The four-day festival, from Sept. 15 to 18, will feature rides, games, food, entertainment and more.

“Since before I was chamber president, I had always said that East Meadow needed something like this,” Mitchell Allen, the developer and senior chairperson for the event, said. “But we never really had the town street to do something like this like other areas do.”


Allen, who was chamber president in 2015, said the idea to host the festival in the park came about four years ago.

“I remember him calling me years ago with this idea,” current Chamber President Richie Krug Jr. said. “He spent countless hours talking and collaborating with other chambers who’ve done the same thing to make sure ours was the best it could possibly be.”

Eisenhower Park, East Meadow’s big backyard, was the ideal location to hold the festival, so Allen went to work speaking to the right people. He got the thumbs up from then-County Executive Laura Curran about two and half years ago.
“Well, two and half years ago, everyone’s life changed,” he said of the Covid-19 pandemic. “And the world went on hold.”

The plan for the upcoming festival has been in the works for about a year. The date for the festival was picked earlier this year.

“We’ve been working feverishly to make this happen,” he added.

For all four days, there will be rides, but on the Saturday and Sunday dates, there will be live music, face painting, balloonists, and magic shows. There will be food trucks as well as dozens of arts and crafts booths. Chamber members will have booths set up as well.

All of the performing musicians are local to the island and are donating their time, said Debbie Kirsh, entertainment chair. The N95 band, a group made up of workers from Nassau University Medical Center, will be performing as well.

“I was happily surprised with the amount of people that wanted to donate their time,” Kirsh said. “We reached out through the chamber members and we also put something out on Facebook, and we got a lot of responses.”

Everything is free at the festival except the rides and food, Allen said. The chamber partnered with a few organizations in East Meadow such as the Parent Teacher Association, the East Meadow Baseball and Softball Association, NUMC, and Kiwanis, to sell tickets. For every ticket sold, the organization gets a portion of the profit, the rest will be going right back into East Meadow for projects.

This way, Allen said, everyone in the community benefits.

“Every dollar that’s generated goes back into the community, not one dollar is being kept by the Chamber of Commerce in any way, shape, or form,” he said. “It’s all going to our membership.”

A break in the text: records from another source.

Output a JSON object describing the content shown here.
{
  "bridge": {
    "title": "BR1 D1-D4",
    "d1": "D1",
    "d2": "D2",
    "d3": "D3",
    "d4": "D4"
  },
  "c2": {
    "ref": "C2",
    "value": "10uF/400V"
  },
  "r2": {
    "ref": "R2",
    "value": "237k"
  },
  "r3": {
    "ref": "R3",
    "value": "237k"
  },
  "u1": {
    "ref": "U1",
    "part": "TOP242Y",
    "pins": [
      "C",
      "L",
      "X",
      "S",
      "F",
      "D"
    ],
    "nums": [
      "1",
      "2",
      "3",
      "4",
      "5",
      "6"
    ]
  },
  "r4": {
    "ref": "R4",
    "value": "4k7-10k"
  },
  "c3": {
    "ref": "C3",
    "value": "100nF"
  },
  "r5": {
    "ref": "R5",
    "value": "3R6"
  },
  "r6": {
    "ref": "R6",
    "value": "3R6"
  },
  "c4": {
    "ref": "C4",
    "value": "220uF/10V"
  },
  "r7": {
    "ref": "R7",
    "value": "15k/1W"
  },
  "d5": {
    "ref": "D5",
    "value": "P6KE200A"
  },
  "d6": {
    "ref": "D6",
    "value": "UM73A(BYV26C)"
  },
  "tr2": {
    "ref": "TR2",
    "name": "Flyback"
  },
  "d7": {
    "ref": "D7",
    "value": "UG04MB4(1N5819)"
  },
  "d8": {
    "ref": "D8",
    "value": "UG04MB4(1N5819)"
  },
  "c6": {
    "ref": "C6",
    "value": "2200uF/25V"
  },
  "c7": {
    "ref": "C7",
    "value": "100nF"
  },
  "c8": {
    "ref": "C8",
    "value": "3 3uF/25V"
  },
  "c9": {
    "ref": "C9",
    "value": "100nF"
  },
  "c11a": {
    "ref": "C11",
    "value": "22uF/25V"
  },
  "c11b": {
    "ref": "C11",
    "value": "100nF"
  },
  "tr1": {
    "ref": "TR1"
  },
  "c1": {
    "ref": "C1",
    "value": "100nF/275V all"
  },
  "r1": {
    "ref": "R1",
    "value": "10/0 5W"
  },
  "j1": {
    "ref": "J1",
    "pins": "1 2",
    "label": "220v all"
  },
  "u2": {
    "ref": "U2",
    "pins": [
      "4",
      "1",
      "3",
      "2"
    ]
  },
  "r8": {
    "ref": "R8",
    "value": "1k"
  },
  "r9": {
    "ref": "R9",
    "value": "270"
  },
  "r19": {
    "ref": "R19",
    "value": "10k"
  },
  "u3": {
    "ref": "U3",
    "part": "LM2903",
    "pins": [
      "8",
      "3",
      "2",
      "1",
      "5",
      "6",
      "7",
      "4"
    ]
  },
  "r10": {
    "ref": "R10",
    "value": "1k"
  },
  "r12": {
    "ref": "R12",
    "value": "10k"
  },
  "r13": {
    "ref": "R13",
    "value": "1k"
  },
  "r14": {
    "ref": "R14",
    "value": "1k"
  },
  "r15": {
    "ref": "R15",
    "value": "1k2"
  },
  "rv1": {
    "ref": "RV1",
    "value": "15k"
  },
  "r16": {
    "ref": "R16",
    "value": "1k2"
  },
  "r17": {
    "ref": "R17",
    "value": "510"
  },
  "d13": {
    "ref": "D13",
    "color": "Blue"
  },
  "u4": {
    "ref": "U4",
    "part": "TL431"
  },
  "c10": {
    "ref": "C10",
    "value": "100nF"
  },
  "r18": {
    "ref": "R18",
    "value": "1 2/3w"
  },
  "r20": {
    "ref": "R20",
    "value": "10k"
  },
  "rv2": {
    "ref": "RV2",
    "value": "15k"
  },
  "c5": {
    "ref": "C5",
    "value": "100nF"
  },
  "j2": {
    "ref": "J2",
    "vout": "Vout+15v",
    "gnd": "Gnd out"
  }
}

At the end of the day, it’s all about the community, Allen said. “It’s really about the business community,” he said. “The entire community receives the benefit of the function.”

Allen said the chamber is optimistic the festival will be a huge success, and if it is, they intend to do it bigger and better next year.

“I hope we have a lot of kids there having fun,” he said. “If we could bring everybody together and have some fun, some good times and some music and social togetherness, I think that’s a good move, especially after the last two and a half years.”